HI everyone I am trying to follow this tutorial
but when I run this command on my onnx file it gives me an assertion error.
(tao-toolkit-env) addverb@addverb-MS-7C84:~/kartik/yolov8/models$ python3 -m modelopt.onnx.quantization --onnx_path unet_model_common_opset13.onnx --quantize_mode int8 --output_path unet-co
mmon-quantized.onnx
WARNING:root:No custom ops found. If that's not correct, please make sure that the 'tensorrt' python is correctly installed and that the path to 'libcudnn*.so' is in PATH or LD_LIBRARY_PATH. If the custom op is not directly available as a plugin in TensorRT, please also make sure that the path to the compiled '.so' TensorRT plugin is also being given via the '--trt_plugins' flag (requires TRT 10+).
INFO:root:Model unet_model_common_opset13.onnx with opset_version 13 is loaded.
INFO:root:Quantization Mode: int8
INFO:root:Quantizable op types in the model: ['Conv', 'Resize', 'MaxPool']
INFO:root:Building non-residual Add input map ...
INFO:root:Searching for hard-coded patterns like MHA, LayerNorm, etc. to avoid quantization.
INFO:root:Building KGEN/CASK targeted partitions ...
INFO:root:Classifying the partition nodes ...
INFO:root:Total number of nodes: 121
WARNING:root:Please consider to run pre-processing before quantization. Refer to example: https://github.com/microsoft/onnxruntime-inference-examples/blob/main/quantization/image_classification/cpu/ReadMe.md
2025-03-27 11:03:17.316573823 [W:onnxruntime:, transformer_memcpy.cc:74 ApplyImpl] 4 Memcpy nodes are added to the graph main_graph for CUDAExecutionProvider. It might have negative impact on performance (including unable to run CUDA graph). Set session_options.log_severity_level=1 to see the detail logs before this message.
Collecting tensor data and making histogram ...
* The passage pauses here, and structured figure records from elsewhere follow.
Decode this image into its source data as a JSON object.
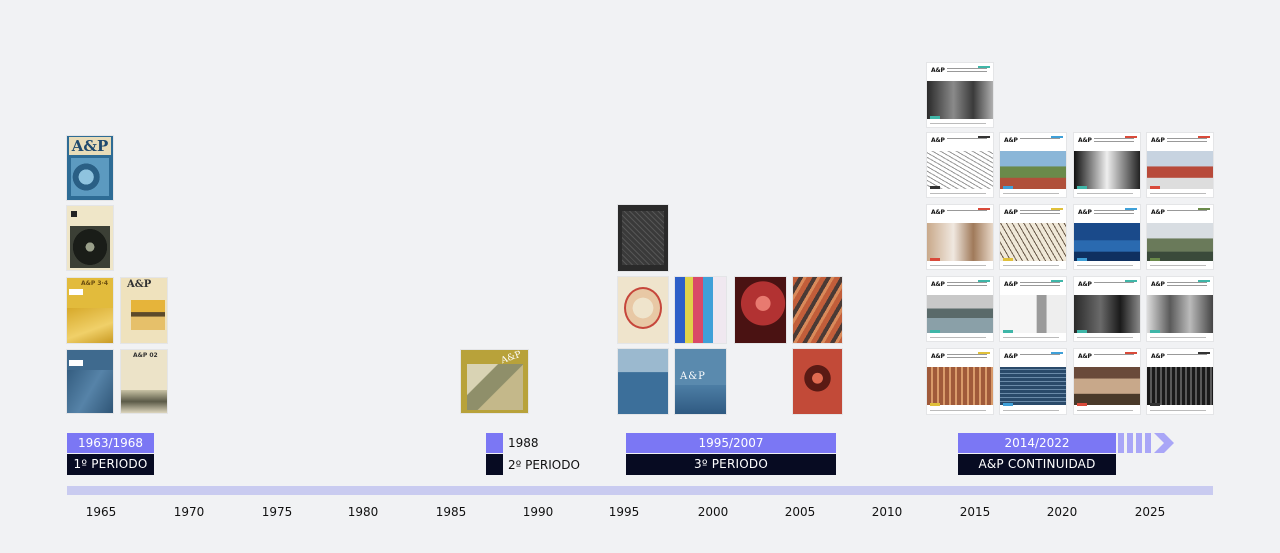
{
  "periods": [
    {
      "range": "1963/1968",
      "label": "1º PERIODO"
    },
    {
      "range": "1988",
      "label": "2º PERIODO"
    },
    {
      "range": "1995/2007",
      "label": "3º PERIODO"
    },
    {
      "range": "2014/2022",
      "label": "A&P CONTINUIDAD"
    }
  ],
  "years": [
    "1965",
    "1970",
    "1975",
    "1980",
    "1985",
    "1990",
    "1995",
    "2000",
    "2005",
    "2010",
    "2015",
    "2020",
    "2025"
  ],
  "covers_old": {
    "logo": "A&P"
  },
  "colors": {
    "accent": "#7b77f4",
    "dark": "#070b22",
    "axis": "#c9cbf0",
    "background": "#f1f2f4"
  }
}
100%|████████████████████████████████████████████████████████████████████████████████████████████████████████████████████████████████████████████████████████| 35/35 [00:01<00:00, 26.35it/s]
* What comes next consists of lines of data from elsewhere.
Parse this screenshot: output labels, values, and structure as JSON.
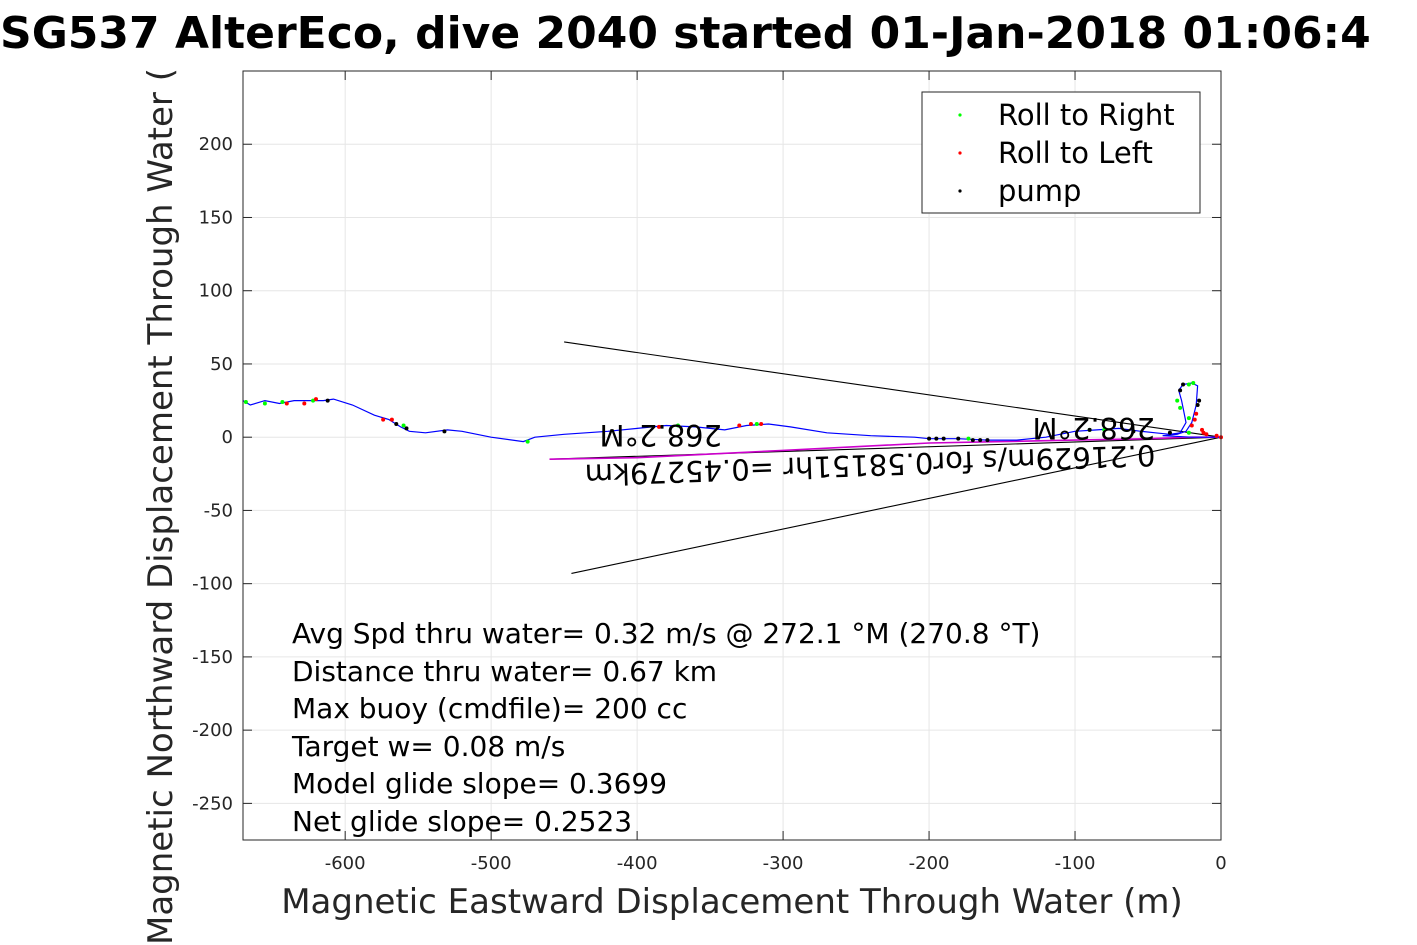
{
  "chart_data": {
    "type": "line",
    "title": "SG537 AlterEco, dive 2040 started 01-Jan-2018 01:06:4",
    "xlabel": "Magnetic Eastward Displacement Through Water (m)",
    "ylabel": "Magnetic Northward Displacement Through Water (",
    "xlim": [
      -670,
      0
    ],
    "ylim": [
      -275,
      250
    ],
    "xticks": [
      -600,
      -500,
      -400,
      -300,
      -200,
      -100,
      0
    ],
    "yticks": [
      200,
      150,
      100,
      50,
      0,
      -50,
      -100,
      -150,
      -200,
      -250
    ],
    "grid": true,
    "legend_position": "top-right",
    "legend": [
      {
        "label": "Roll to Right",
        "color": "#00ff00"
      },
      {
        "label": "Roll to Left",
        "color": "#ff0000"
      },
      {
        "label": "pump",
        "color": "#000000"
      }
    ],
    "track": {
      "name": "",
      "color": "#0000ff",
      "x": [
        -670,
        -665,
        -655,
        -645,
        -635,
        -625,
        -615,
        -608,
        -595,
        -580,
        -570,
        -562,
        -556,
        -545,
        -530,
        -520,
        -500,
        -478,
        -470,
        -450,
        -420,
        -400,
        -380,
        -360,
        -340,
        -325,
        -310,
        -295,
        -270,
        -240,
        -210,
        -200,
        -180,
        -160,
        -140,
        -120,
        -100,
        -85,
        -70,
        -55,
        -45,
        -35,
        -28,
        -24,
        -27,
        -29,
        -26,
        -20,
        -16,
        -17,
        -20,
        -24,
        -30,
        -40,
        -20,
        -10,
        -5,
        0
      ],
      "y": [
        25,
        22,
        25,
        23,
        25,
        25,
        25,
        26,
        22,
        15,
        12,
        7,
        4,
        3,
        5,
        4,
        0,
        -3,
        0,
        2,
        4,
        6,
        8,
        7,
        5,
        8,
        9,
        7,
        3,
        1,
        0,
        -1,
        -1,
        -2,
        -2,
        0,
        4,
        5,
        6,
        4,
        3,
        2,
        3,
        10,
        25,
        32,
        36,
        37,
        35,
        22,
        10,
        4,
        2,
        1,
        0,
        0,
        0,
        0
      ]
    },
    "magenta_track": {
      "name": "",
      "color": "#cc00cc",
      "x": [
        -460,
        -400,
        -300,
        -200,
        -150,
        -100,
        -50,
        -20,
        0
      ],
      "y": [
        -15,
        -14,
        -9,
        -4,
        -3,
        -2,
        -1,
        0,
        0
      ]
    },
    "roll_right_points": {
      "x": [
        -668,
        -655,
        -643,
        -622,
        -560,
        -475,
        -372,
        -318,
        -173,
        -90,
        -80,
        -30,
        -22,
        -19,
        -22,
        -28,
        -22
      ],
      "y": [
        24,
        23,
        24,
        25,
        8,
        -3,
        8,
        9,
        -1,
        5,
        5,
        25,
        36,
        37,
        13,
        20,
        3
      ]
    },
    "roll_left_points": {
      "x": [
        -640,
        -628,
        -620,
        -574,
        -568,
        -385,
        -330,
        -322,
        -315,
        -20,
        -18,
        -17,
        -13,
        -12,
        -10,
        -3,
        0
      ],
      "y": [
        23,
        23,
        26,
        12,
        12,
        7,
        8,
        9,
        9,
        8,
        12,
        16,
        5,
        3,
        2,
        1,
        0
      ]
    },
    "pump_points": {
      "x": [
        -612,
        -565,
        -558,
        -532,
        -200,
        -195,
        -190,
        -180,
        -170,
        -165,
        -160,
        -90,
        -60,
        -35,
        -28,
        -26,
        -16,
        -15
      ],
      "y": [
        25,
        9,
        6,
        4,
        -1,
        -1,
        -1,
        -1,
        -2,
        -2,
        -2,
        5,
        4,
        3,
        32,
        36,
        22,
        25
      ]
    },
    "current_lines": [
      {
        "x": [
          0,
          -450
        ],
        "y": [
          0,
          65
        ]
      },
      {
        "x": [
          0,
          -445
        ],
        "y": [
          0,
          -93
        ]
      },
      {
        "x": [
          0,
          -460
        ],
        "y": [
          0,
          -15
        ]
      }
    ],
    "annotations": [
      {
        "text": "268.2°M",
        "x": -125,
        "y": 2
      },
      {
        "text": "0.21629m/s for0.58151hr =0.45279km",
        "x": -310,
        "y": -12
      },
      {
        "text": "268.2°M",
        "x": -365,
        "y": -3
      }
    ],
    "stats": [
      "Avg Spd thru water=  0.32 m/s @ 272.1 °M (270.8 °T)",
      "Distance thru water=  0.67 km",
      "Max buoy (cmdfile)= 200 cc",
      "Target w= 0.08 m/s",
      "Model glide slope= 0.3699",
      "Net glide slope= 0.2523"
    ]
  }
}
Finding optimal threshold for each tensor using 'entropy' algorithm ...
Number of tensors : 35
Number of histogram bins : 128 (The number may increase depends on the data it collects)
Number of quantized bins : 128
Traceback (most recent call last):
File "/home/addverb/miniconda3/envs/tao-toolkit-env/lib/python3.8/runpy.py", line 194, in _run_module_as_main
return _run_code(code, main_globals, None,
File "/home/addverb/miniconda3/envs/tao-toolkit-env/lib/python3.8/runpy.py", line 87, in _run_code
exec(code, run_globals)
File "/home/addverb/miniconda3/envs/tao-toolkit-env/lib/python3.8/site-packages/modelopt/onnx/quantization/__main__.py", line 228, in <module>
main()
File "/home/addverb/miniconda3/envs/tao-toolkit-env/lib/python3.8/site-packages/modelopt/onnx/quantization/__main__.py", line 201, in main
quantize(
File "/home/addverb/miniconda3/envs/tao-toolkit-env/lib/python3.8/site-packages/modelopt/onnx/quantization/quantize.py", line 310, in quantize
onnx_model = quantize_func(
File "/home/addverb/miniconda3/envs/tao-toolkit-env/lib/python3.8/site-packages/modelopt/onnx/quantization/int8.py", line 220, in quantize
quantize_static(
File "/home/addverb/miniconda3/envs/tao-toolkit-env/lib/python3.8/site-packages/modelopt/onnx/quantization/ort_patching.py", line 547, in _quantize_static
tensors_range = calibrator.compute_data()
File "/home/addverb/miniconda3/envs/tao-toolkit-env/lib/python3.8/site-packages/onnxruntime/quantization/calibrate.py", line 565, in compute_data
return TensorsData(cal, self.collector.compute_collection_result())
File "/home/addverb/miniconda3/envs/tao-toolkit-env/lib/python3.8/site-packages/onnxruntime/quantization/calibrate.py", line 857, in compute_collection_result
return self.compute_entropy()
File "/home/addverb/miniconda3/envs/tao-toolkit-env/lib/python3.8/site-packages/onnxruntime/quantization/calibrate.py", line 922, in compute_entropy
optimal_threshold = self.get_entropy_threshold(histogram, num_quantized_bins)
File "/home/addverb/miniconda3/envs/tao-toolkit-env/lib/python3.8/site-packages/onnxruntime/quantization/calibrate.py", line 1080, in get_entropy_threshold
assert hasattr(optimal_threshold[0], "dtype")
AssertionError
Kindly help me in this matter. I am attaching my onnx file for your reference.
Environment
TensorRT Version: v100900
Operating System + Version: Ubuntu 22.04
Relevant Files
Edit: I have also checked that my onnx file is valid.